Our Green Belt: the Brunstane Fields

Our Green Belt: the Brunstane Fields
2000 homes planned to be built

Sunday 10 May 2015

14th May

The next Planning Committee is being held at 10am on 14 May and it will be dealing with the Local Development Plan – including consideration the proposal to re-designate of the contentious Brunstane site as housing land rather than Green Belt, against which there are now over 800 petition signatures.  Please find attached the agenda and link to full papers for the Planning Committee in the Main Council Chamber. Full Meeting Papers can be accessed via the link:- Planning Committee 14 May 2015 Full Meeting Papers – Full Meeting Papers, 11.08 MB

Tuesday 5 May 2015

Martin Kelly: Plan for Brunstane Farm is misguided and illegal

Tuesday 05 May 2015
Edinburgh Evening News


MORE than 200 residents recently attended a public meeting in Brunstane – and over 700 signed a petition – to protest against the 11th-hour inclusion of Brunstane Farm in the draft Local Development Plan (LDP).
The City Council proposes to allow 1330 houses to be built on the last piece of greenbelt that keeps Newcraighall village and Musselburgh distinct from Edinburgh. On any measure, this is the most unsuitable development proposal in the LDP by far.




What are the objections? Firstly, Brunstane Farm is owned by the council’s development subsidiary (EDI) which stands to profit. The chairman of EDI (Cllr Frank Ross) also sits on the planning committee – which, on May 14, will decide whether or not to adopt the LDP.
The council estimates traffic on key local routes would increase by almost 60 per cent – more than double the projected impact for any other site. And EDI’s plans to provide road access to the site are so deeply flawed that a local resident instructed consultants to write to the council detailing the fundamental errors.
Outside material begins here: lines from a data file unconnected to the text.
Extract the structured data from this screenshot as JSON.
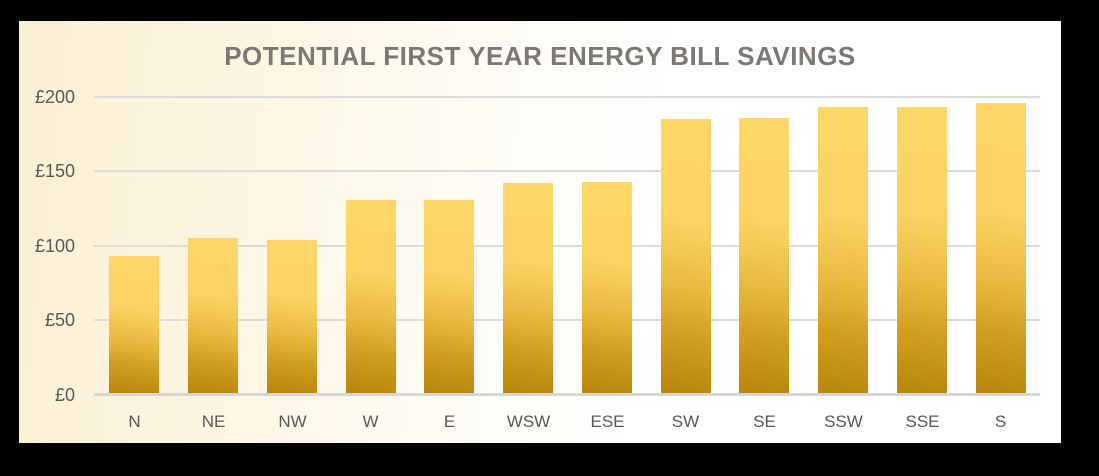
{
  "window": {
    "background_color": "#000000"
  },
  "card": {
    "background_left_color": "#FAF0D2",
    "background_right_color": "#FFFFFF"
  },
  "chart_data": {
    "type": "bar",
    "title": "POTENTIAL FIRST YEAR ENERGY BILL SAVINGS",
    "title_color": "#7B7875",
    "categories": [
      "N",
      "NE",
      "NW",
      "W",
      "E",
      "WSW",
      "ESE",
      "SW",
      "SE",
      "SSW",
      "SSE",
      "S"
    ],
    "values": [
      92,
      104,
      103,
      130,
      130,
      141,
      142,
      184,
      185,
      192,
      192,
      195
    ],
    "xlabel": "",
    "ylabel": "",
    "ylim": [
      0,
      200
    ],
    "y_ticks": [
      {
        "value": 0,
        "label": "£0"
      },
      {
        "value": 50,
        "label": "£50"
      },
      {
        "value": 100,
        "label": "£100"
      },
      {
        "value": 150,
        "label": "£150"
      },
      {
        "value": 200,
        "label": "£200"
      }
    ],
    "currency_prefix": "£",
    "grid": "horizontal",
    "legend_position": "none",
    "bar_gradient_top_color": "#FCD463",
    "bar_gradient_bottom_color": "#B8860B",
    "grid_color": "#DBDBDB",
    "tick_label_color": "#595959"
  }
}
The proposal would also harm biodiversity (Scottish Badgers is investigating a recent sighting); would seriously damage the setting of historic Brunstane House (and nearby Newhailes); and would require a road to be built over the John Muir Way. It would also undermine efforts to redevelop brownfield sites in Craigmillar.


For all these reasons (and more) the council’s proposal is a very bad idea. Adopting the proposal would also be illegal. Planning acts require the LDP to be consistent with the South-East Scotland plan (SESPlan) in which Brunstane Farm is clearly designated as greenbelt. This follows the SESPlan-commissioned “Edinburgh Greenbelt Study” which concluded in 2008 that Brunstane Farmland, “plays a key role in maintaining separation between Edinburgh and Musselburgh and, as a result, there is no landscape capacity for development”.


Also, Brunstane Farm borders East Lothian – and development would, if anything, be worse for Newcraighall and Musselburgh than for Edinburgh. So re-zoning is not a decision that the council could properly take unilaterally. Indeed, the SESPlan exists so that decisions affecting multiple councils are taken collectively. And this decision has already been taken at regional level: the SESPlan clearly indicates that Brunstane Farm must remain as greenbelt. So if the council approves Brunstane Farm for development it would be breaking the law.


We’re prepared to go to the Court of Session to ensure the council acts lawfully. We recognise the urgent need for housing in Edinburgh – indeed, 600 new homes are already being built at Newcraighall – but there are other, far more suitable, developments sites that would not involve tarmacing over Brunstane Farm, or breaking the law.